| | Linz writes: >But Daniel, dear boy, this is precisely the point: Objectivism (which hasn't been around for centuries) insists that the meaning of words, properly identified, is an integral part of "propositions, plans & statements."
Ah. Now, what you are saying here seems perfectly commonsensical - perfectly commonsensical, but wrong, I think. Rather like the sun going round the earth is a perfectly commonsensical assumption - but wrong. For words themselves are vague, inherited, borrowed, adapted, ambiguous creatures, layered in history and subjectivity (and I don't mean this in a bad way - as I've said before, this is not a bug but a feature). On top of this, trying to define them too tightly creates two quite clear logical stalemates, both of which I've belaboured in the past, though apparently to little effect...;-)

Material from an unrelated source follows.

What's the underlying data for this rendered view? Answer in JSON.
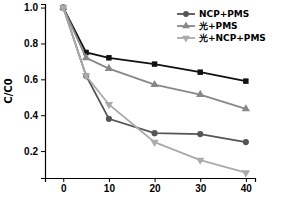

So, because of the above reasons, and others, arguments about the meanings of words get bogged down quickly. However, things can be improved greatly by formulating these vague creatures into far sharper things like *problems*, and/or proposals plans etc. For these can be examined and criticised far more clearly and easily than meanings, which require ever-vaguer defining terms. That's why pedants and phoneys avoid them like the plague, and stick to "playing with words" rather than come out and propose to *do* anything about their banal bigotries... Unfortunately, this Aristotelian briar patch not only provides convenient cover for the phoneys, but often entangles the best and brightest too, who think they have solved real problems with merely verbal solutions.
As Objectivism is based on Aristotle's essentialism, it is prone to this verbalist problem, as is analytic philosophy. I've cited it before, but at the risk of being boring one of the best examples of a purely verbal solution a real problem is Rand's proposed solution to the measurement problem in the IOE. Here she simply uses the phrase "absolutely precisely" instead of "roughly" - and considers the philosophical problem solved!
>They question-beg - set up an issue in such a way that its resolution must inevitably, via their pseudo-logic, lead to their pre-determined conclusions.
Uh-huh. That's the Scholastic modus operandi, and I think it is the inevitable result of adopting dear old Aristotle's essentialist method. Firehammer, Stolyarov etc are just singularly egregious examples.